Sara Funaro al presidio per Lorena Isceri invoca maggiori politiche di prevenzione contro la violenza di genere e l'importanza di denunciare. Presenti altri sindaci.
"Il significato di questa iniziativa - ha detto la prima cittadina - è fare in modo che tutta la comunità fiorentina si stringa intorno alla famiglia di Lorena. Quello che è accaduto è una ferita per tutta la città e per il Paese", "per questo noi abbiamo deciso di essere qui nel luogo dove lei aveva deciso di vivere". "In questo momento - ha proseguito - cerchiamo di avere il massimo rispetto per il dolore immane che i familiari stanno vivendo.

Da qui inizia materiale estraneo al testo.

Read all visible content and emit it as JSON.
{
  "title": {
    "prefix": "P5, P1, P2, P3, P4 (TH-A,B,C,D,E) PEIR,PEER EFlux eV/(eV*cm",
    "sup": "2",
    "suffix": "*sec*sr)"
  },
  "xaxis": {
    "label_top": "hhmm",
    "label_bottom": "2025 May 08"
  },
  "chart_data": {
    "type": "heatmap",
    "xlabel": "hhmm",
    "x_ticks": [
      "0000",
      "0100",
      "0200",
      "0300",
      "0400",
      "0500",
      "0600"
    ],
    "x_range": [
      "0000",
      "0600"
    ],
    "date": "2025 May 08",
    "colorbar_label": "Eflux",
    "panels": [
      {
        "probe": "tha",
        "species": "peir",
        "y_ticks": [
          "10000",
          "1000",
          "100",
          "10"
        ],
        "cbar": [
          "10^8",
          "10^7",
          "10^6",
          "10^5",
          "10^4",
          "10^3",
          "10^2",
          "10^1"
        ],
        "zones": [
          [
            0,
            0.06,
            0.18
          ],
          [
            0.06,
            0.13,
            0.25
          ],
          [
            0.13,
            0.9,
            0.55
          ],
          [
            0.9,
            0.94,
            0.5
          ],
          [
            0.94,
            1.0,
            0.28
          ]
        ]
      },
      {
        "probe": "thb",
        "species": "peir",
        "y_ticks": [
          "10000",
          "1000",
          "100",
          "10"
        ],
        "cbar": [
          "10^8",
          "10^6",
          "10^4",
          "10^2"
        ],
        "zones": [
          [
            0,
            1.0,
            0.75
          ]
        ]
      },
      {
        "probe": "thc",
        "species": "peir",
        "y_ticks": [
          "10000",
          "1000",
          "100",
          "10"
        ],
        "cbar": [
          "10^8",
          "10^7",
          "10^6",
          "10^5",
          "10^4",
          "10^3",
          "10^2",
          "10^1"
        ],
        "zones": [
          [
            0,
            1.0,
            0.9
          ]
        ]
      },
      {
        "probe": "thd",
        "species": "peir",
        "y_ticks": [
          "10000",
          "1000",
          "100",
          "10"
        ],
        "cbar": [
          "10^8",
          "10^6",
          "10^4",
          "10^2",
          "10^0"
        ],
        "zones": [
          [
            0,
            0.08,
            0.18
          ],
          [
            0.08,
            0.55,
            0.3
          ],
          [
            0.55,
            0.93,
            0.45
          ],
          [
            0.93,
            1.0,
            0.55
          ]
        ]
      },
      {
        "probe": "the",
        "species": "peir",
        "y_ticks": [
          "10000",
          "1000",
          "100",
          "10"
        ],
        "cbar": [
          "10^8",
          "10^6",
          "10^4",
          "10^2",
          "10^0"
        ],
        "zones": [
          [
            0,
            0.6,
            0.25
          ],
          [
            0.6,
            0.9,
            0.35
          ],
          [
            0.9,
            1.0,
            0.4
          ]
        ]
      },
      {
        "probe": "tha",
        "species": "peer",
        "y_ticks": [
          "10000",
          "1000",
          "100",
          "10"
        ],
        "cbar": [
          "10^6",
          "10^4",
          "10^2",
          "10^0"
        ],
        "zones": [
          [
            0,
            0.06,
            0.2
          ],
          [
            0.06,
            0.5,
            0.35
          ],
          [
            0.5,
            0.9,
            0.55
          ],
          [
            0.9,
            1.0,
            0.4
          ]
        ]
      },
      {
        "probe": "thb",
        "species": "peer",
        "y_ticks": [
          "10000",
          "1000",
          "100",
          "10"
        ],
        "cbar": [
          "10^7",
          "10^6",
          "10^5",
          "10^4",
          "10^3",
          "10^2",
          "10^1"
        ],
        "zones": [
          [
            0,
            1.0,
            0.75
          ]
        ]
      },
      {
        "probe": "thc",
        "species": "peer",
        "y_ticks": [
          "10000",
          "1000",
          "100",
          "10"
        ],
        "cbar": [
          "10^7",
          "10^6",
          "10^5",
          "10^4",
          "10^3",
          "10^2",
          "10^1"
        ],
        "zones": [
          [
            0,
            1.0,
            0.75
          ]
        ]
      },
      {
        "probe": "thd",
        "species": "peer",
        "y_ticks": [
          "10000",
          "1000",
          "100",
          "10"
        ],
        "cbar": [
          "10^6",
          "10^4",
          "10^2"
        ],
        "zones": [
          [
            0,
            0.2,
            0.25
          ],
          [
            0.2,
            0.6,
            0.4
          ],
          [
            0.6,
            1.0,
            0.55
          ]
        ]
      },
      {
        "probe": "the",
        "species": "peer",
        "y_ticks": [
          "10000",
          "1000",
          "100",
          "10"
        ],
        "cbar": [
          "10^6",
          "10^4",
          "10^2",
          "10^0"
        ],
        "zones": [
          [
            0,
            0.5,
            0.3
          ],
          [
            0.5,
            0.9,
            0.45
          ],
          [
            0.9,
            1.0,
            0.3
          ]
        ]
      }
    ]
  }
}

Non c'è niente di più drammatico della morte di un figlio. Quando poi una figlia muore in circostanze come queste, il dolore è indicibile".
La sindaca ha anche ricordato l'importanza di denunciare "quando si ha il minimo segnale. Bisogna avere il coraggio e la forza per farlo perché non accadano cose come queste". E "noi rappresentanti delle istituzioni dobbiamo fare in modo che quando percepiamo anche lontanamente un segnale di violenza, che sia verbale o di qualsiasi altro tipo, condannarlo e fermarlo perché questo è il nostro compito". A proposito dell'appello del padre di Lorena sulla necessità che le istituzioni facciano qualcosa a partire dalle scuole, Funaro ha ricordato che "per quanto riguarda l'educazione affettiva, noi lo facciamo già. Io penso che il governo debba avviare una riflessione molto seria per fare in modo che questo diventi una prassi consolidata in tutte le scuole in tutta Italia".